I use $$2t = u <=> 2dt = du <=> dt = du/2$$

hence $$\int_{-\infty}^{+\infty}\delta (2t) dt = 1 => \frac{1}{2} \int_{-\infty}^{+\infty}\delta (u) du = 1$$

but since u is just a variable, we have that

$$\int_{-\infty}^{+\infty}\delta (u) du = 2$$

now about δ[2n] = δ[n]

in discrete time the summation over the integral of $$(-\infty, +\infty)$$

is 1.

now, what does δ[2n] mean?

The Attempt at a Solution

what I understand is that, when we have normal functions in discrete time, and for example we know that from -2 to 2 the values are not zero we say that

-2<=2n<=2

hence

-1<=n<=1

and the step now will be not 1, but 0.5, but in discrete time, we can see the values only when n is an integer, hence we will lose some of them

now for dirac delta we know that for n = 0 it is 1. hence we have

0<=2n<=0
0<=n<=0

hence again, for n = 0, it will be not 0...

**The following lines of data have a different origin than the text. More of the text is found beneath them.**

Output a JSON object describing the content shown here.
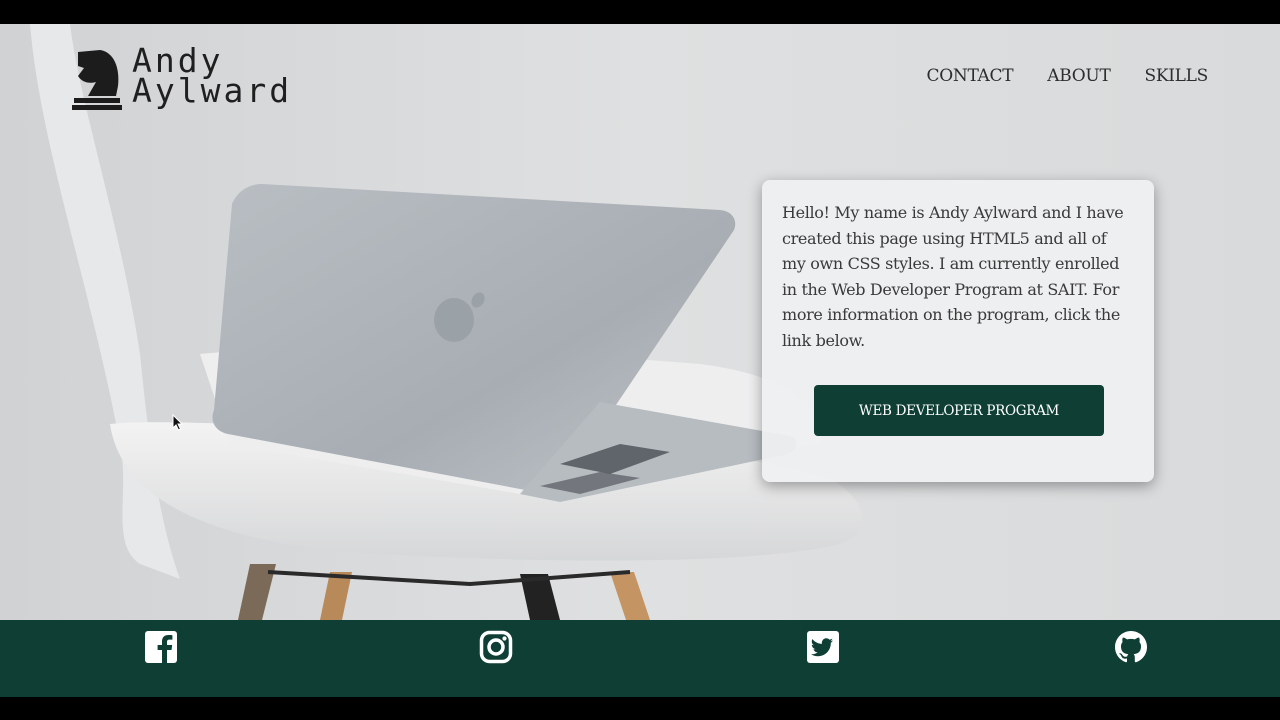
{
  "brand": {
    "name_line1": "Andy",
    "name_line2": "Aylward",
    "logo_icon": "chess-knight-icon"
  },
  "nav": {
    "items": [
      {
        "label": "CONTACT"
      },
      {
        "label": "ABOUT"
      },
      {
        "label": "SKILLS"
      }
    ]
  },
  "intro": {
    "text": "Hello! My name is Andy Aylward and I have created this page using HTML5 and all of my own CSS styles. I am currently enrolled in the Web Developer Program at SAIT. For more information on the program, click the link below.",
    "button_label": "WEB DEVELOPER PROGRAM"
  },
  "footer": {
    "social": [
      {
        "icon": "facebook-icon"
      },
      {
        "icon": "instagram-icon"
      },
      {
        "icon": "twitter-icon"
      },
      {
        "icon": "github-icon"
      }
    ]
  },
  "colors": {
    "accent": "#0f3f34",
    "text": "#3a3a3a",
    "card_bg": "#eef0f1"
  }
}
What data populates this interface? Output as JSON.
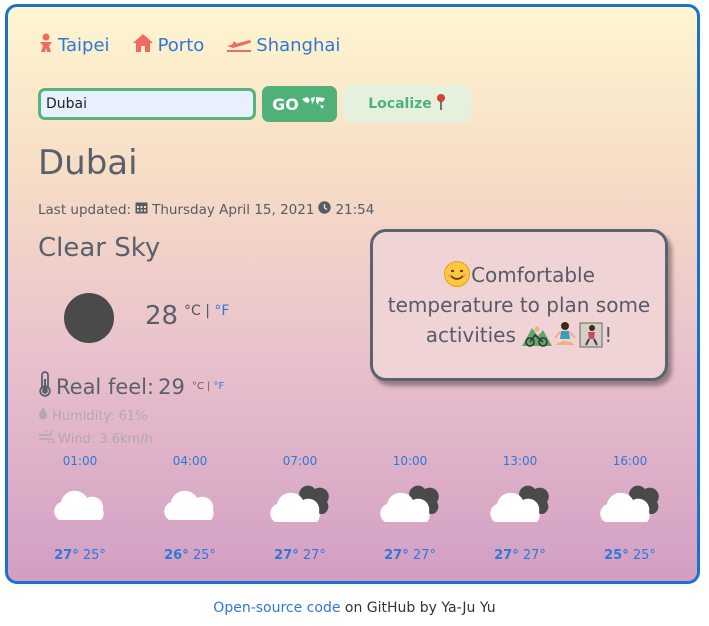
{
  "nav": {
    "cities": [
      {
        "label": "Taipei",
        "icon": "baby-icon"
      },
      {
        "label": "Porto",
        "icon": "home-icon"
      },
      {
        "label": "Shanghai",
        "icon": "plane-icon"
      }
    ]
  },
  "search": {
    "value": "Dubai",
    "go_label": "GO",
    "localize_label": "Localize"
  },
  "current": {
    "city": "Dubai",
    "updated_label": "Last updated:",
    "date": "Thursday April 15, 2021",
    "time": "21:54",
    "condition": "Clear Sky",
    "temp": "28",
    "unit_c": "°C",
    "unit_sep": " | ",
    "unit_f": "°F",
    "feel_label": "Real feel:",
    "feel_temp": "29",
    "humidity": "Humidity: 61%",
    "wind": "Wind: 3.6km/h"
  },
  "message": {
    "text_1": "Comfortable temperature to plan some activities ",
    "text_2": "!"
  },
  "forecast": [
    {
      "time": "01:00",
      "high": "27°",
      "low": "25°",
      "icon": "cloud-icon"
    },
    {
      "time": "04:00",
      "high": "26°",
      "low": "25°",
      "icon": "cloud-icon"
    },
    {
      "time": "07:00",
      "high": "27°",
      "low": "27°",
      "icon": "cloudy-icon"
    },
    {
      "time": "10:00",
      "high": "27°",
      "low": "27°",
      "icon": "cloudy-icon"
    },
    {
      "time": "13:00",
      "high": "27°",
      "low": "27°",
      "icon": "cloudy-icon"
    },
    {
      "time": "16:00",
      "high": "25°",
      "low": "25°",
      "icon": "cloudy-icon"
    }
  ],
  "footer": {
    "link": "Open-source code",
    "rest": " on GitHub by Ya-Ju Yu"
  }
}
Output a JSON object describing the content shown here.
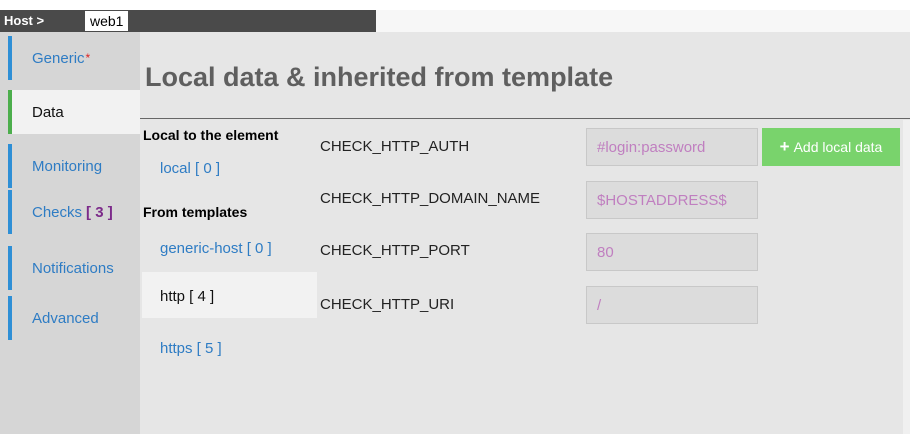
{
  "breadcrumb": {
    "host_label": "Host >",
    "host_name": "web1"
  },
  "sidebar": {
    "items": [
      {
        "label": "Generic",
        "required_mark": "*"
      },
      {
        "label": "Data"
      },
      {
        "label": "Monitoring"
      },
      {
        "label": "Checks",
        "count": "[ 3 ]"
      },
      {
        "label": "Notifications"
      },
      {
        "label": "Advanced"
      }
    ]
  },
  "main": {
    "title": "Local data & inherited from template",
    "local_heading": "Local to the element",
    "local_item": "local [ 0 ]",
    "templates_heading": "From templates",
    "templates": [
      {
        "label": "generic-host [ 0 ]"
      },
      {
        "label": "http [ 4 ]",
        "selected": true
      },
      {
        "label": "https [ 5 ]"
      }
    ],
    "variables": [
      {
        "name": "CHECK_HTTP_AUTH",
        "value": "#login:password"
      },
      {
        "name": "CHECK_HTTP_DOMAIN_NAME",
        "value": "$HOSTADDRESS$"
      },
      {
        "name": "CHECK_HTTP_PORT",
        "value": "80"
      },
      {
        "name": "CHECK_HTTP_URI",
        "value": "/"
      }
    ],
    "add_button": {
      "icon": "plus-icon",
      "label": "Add local data"
    }
  },
  "colors": {
    "accent_blue": "#2e7cc4",
    "active_green": "#4cae4c",
    "button_green": "#79d36c",
    "value_purple": "#c07fc0",
    "count_purple": "#7c2a8a"
  }
}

but I'm not really sure if this logic is correct

I mean, why can't I use the same thing for the continuous time and say that δ(2t) = δ(t)?

 

[SammyS]

where δ is the dirac delta function, I'm using the Greek alphabet on my keyboard

how can I prove this?

for the continuous time, we have that

$$\int_{-\infty}^{+\infty}\delta (t) dt = 1$$

so by having

δ(2t)


$$\int_{-\infty}^{+\infty}\delta (2t) dt = 1$$

I use $$2t = u <=> 2dt = du <=> dt = du/2$$

hence


$$\int_{-\infty}^{+\infty}\delta (2t) dt = 1 => \frac{1}{2} \int_{-\infty}^{+\infty}\delta (u) du = 1$$

but since u is just a variable, we have that

$$\int_{-\infty}^{+\infty}\delta (u) du = 2$$
...

It is not true that $\displaystyle \int_{-\infty}^{+\infty}\delta (2t) dt = 1 \,.$

But it is true that $\displaystyle \int_{-\infty}^{+\infty}\delta (t) dt =\int_{-\infty}^{+\infty}\delta (u) du = 1 \,.$ The variables u & t are what we call 'Dummy' variables.

Therefore, $\displaystyle \int_{-\infty}^{+\infty}\delta (2t) dt =\frac{1}{2}\int_{-\infty}^{+\infty}\delta (u) du = \frac{1}{2} \,.$